A history that in his case began as a young boy growing up in Katlehong watching the space race unfold on TV.
“What is science but imagination, really, and it starts with aeroplanes and rockets. I loved that stuff. Then I went to the planetarium, which by the way we are busy transforming into an amazing space. It is a magic place that shaped so many kids, it just fires the imagination.”
What is his vision for our alma mater? What does the institution need to survive other than a gigantic endowment, which he is working very hard at raising?
“My idea of the university is that it is a community of scholars and has been since medieval times and before that with the Lyceum of Greece and other centres of learning across North Africa. The university as a modern concept is an agglomeration of people who are given the space to think abstractly, but at the same time are able to respond to the burning issues of the day.

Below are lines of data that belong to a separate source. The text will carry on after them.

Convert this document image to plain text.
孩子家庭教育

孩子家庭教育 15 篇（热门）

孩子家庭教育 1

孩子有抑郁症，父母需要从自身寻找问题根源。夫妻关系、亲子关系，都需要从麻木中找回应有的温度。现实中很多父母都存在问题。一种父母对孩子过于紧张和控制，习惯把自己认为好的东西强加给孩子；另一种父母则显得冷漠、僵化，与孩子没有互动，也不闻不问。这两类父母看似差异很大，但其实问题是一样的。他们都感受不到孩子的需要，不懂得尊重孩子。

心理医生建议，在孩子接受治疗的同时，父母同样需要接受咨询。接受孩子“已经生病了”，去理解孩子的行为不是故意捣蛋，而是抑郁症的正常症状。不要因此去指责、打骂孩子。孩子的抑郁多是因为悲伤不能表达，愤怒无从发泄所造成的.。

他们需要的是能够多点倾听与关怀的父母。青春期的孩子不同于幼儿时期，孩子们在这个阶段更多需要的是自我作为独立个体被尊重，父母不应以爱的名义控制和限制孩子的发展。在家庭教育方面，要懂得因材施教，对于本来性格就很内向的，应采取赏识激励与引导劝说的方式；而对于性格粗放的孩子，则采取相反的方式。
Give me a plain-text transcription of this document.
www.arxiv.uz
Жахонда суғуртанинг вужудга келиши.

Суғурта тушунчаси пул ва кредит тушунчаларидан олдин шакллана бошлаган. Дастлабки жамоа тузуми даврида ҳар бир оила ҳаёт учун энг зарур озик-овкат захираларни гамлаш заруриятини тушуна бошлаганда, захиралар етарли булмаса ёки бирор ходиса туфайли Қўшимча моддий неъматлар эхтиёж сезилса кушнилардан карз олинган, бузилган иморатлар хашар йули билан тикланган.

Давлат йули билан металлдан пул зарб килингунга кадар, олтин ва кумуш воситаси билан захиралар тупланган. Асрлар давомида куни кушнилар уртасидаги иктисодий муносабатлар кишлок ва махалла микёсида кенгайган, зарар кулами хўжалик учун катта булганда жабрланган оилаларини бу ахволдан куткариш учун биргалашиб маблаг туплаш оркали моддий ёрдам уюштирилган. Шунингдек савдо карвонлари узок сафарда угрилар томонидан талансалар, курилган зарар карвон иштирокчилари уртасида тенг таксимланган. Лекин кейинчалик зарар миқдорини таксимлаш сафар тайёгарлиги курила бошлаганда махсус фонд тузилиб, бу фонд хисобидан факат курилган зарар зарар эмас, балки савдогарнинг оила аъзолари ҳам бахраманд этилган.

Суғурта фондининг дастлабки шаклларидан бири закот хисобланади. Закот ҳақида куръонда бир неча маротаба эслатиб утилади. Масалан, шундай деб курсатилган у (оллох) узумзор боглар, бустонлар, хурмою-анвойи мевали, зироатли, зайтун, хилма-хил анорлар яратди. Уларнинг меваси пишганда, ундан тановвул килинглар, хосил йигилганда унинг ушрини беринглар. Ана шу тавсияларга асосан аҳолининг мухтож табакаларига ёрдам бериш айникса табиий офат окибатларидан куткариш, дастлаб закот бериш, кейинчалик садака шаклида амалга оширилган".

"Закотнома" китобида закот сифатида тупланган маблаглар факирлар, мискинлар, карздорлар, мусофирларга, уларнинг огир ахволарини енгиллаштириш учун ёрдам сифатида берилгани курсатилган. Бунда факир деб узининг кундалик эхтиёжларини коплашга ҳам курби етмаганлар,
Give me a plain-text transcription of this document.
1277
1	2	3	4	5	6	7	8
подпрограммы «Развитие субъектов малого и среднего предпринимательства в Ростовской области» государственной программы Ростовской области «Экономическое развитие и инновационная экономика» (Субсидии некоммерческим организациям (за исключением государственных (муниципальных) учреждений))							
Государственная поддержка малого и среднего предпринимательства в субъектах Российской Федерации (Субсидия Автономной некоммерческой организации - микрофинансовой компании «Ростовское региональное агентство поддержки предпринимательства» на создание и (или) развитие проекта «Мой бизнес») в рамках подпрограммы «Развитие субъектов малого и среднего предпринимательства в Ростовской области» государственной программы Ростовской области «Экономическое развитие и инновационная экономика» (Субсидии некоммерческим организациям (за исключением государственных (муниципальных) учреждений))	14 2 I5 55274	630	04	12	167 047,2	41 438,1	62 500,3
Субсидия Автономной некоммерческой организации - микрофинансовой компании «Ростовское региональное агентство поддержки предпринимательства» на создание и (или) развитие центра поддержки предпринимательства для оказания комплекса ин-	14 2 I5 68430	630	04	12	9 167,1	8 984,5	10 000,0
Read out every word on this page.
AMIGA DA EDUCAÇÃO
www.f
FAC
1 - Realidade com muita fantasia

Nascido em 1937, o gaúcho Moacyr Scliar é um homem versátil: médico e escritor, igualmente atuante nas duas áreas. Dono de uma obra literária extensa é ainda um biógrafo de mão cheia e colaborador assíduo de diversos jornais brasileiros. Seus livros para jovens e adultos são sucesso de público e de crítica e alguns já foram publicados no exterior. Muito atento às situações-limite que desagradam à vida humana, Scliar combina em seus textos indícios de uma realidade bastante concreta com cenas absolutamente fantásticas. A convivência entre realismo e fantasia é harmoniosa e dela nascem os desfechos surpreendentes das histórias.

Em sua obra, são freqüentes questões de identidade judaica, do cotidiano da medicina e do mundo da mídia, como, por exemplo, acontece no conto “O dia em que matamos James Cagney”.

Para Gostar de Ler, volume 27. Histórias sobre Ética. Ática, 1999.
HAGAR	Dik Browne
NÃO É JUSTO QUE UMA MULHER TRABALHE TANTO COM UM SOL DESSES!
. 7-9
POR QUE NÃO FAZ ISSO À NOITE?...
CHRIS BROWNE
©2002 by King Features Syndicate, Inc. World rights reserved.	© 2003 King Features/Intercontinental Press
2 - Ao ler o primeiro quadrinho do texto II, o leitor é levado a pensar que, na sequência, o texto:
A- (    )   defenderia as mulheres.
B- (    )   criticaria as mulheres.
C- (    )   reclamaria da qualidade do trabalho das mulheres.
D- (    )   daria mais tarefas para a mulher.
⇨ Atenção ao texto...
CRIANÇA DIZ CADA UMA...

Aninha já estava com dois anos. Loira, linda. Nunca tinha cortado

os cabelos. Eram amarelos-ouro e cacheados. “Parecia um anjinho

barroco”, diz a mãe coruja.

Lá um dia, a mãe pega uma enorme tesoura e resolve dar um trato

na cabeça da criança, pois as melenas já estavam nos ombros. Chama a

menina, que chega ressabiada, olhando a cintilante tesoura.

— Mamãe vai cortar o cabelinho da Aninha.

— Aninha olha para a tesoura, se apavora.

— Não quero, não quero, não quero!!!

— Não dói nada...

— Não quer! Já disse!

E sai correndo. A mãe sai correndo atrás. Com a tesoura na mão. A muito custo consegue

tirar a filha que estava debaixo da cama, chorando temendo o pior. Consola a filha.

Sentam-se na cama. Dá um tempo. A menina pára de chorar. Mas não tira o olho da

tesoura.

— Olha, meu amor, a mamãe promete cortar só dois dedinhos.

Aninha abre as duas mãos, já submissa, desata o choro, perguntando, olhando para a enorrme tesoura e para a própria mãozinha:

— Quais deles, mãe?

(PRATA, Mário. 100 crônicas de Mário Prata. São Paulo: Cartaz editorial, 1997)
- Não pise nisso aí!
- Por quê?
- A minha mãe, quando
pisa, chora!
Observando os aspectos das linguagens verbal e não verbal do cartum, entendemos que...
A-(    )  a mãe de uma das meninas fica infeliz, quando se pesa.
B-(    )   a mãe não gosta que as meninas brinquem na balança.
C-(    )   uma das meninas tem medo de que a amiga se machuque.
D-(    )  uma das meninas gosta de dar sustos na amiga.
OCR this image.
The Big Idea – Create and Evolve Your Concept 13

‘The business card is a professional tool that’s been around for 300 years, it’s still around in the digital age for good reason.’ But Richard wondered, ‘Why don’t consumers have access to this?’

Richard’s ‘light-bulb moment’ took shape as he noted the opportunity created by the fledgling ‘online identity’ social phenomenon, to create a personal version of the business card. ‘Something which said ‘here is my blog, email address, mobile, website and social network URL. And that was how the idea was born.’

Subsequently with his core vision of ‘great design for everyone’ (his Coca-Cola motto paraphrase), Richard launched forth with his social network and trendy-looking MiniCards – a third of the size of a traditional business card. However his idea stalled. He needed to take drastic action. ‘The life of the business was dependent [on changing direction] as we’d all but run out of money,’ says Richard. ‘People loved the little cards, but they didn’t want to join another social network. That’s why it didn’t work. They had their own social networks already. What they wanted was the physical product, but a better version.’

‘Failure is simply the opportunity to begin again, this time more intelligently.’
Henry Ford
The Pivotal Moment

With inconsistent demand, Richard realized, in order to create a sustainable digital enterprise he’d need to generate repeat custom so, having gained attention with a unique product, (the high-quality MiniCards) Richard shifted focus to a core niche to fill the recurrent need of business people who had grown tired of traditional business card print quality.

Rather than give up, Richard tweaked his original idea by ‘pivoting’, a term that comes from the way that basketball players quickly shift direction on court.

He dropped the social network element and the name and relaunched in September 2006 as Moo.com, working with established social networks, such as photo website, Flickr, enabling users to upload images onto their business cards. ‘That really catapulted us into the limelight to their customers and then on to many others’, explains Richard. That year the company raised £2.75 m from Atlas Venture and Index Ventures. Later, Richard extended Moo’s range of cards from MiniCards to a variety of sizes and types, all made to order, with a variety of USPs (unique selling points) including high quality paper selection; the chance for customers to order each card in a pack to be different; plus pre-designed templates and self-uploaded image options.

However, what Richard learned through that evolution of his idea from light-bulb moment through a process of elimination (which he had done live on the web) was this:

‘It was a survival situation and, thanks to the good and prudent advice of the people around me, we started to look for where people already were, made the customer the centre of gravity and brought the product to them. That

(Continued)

“Using their intellectual firepower to impact on problems like social incoherence, racism, climate change, inequality and above all respond to urgent needs like Covid. I mean look at how we could model the coronavirus faster than other countries in the world, and then get punished for it. Thank you boys! Remember that?
“As an institution we showed that we have world class scientists. So what I am trying to say is that it’s not money. Money is important but growing your brain power and getting the best candidates — that is what drives universities.
“Transmitting the knowledge to the next generation and continuing the cycle. And because a student can access so much information at the touch of a button these days they don’t really have to go to the library, so education is beyond content.
“What it has always been about is bringing people from diverse backgrounds and religions, young people aged 18 to 24, into a big sandpit where they can play and question what their parents taught them.
“That is the beauty of the pressure cooker of university, and preparing them to face a world that is so different to the one their parents grew up in. That is the essence of teaching. It is debating, being challenged and confronted with new ideas.
“And they are all here because they have one thing in common — they are the brightest and full of animation and ideas and they can hopefully change the world for the better. And I think that hasn’t ever changed.”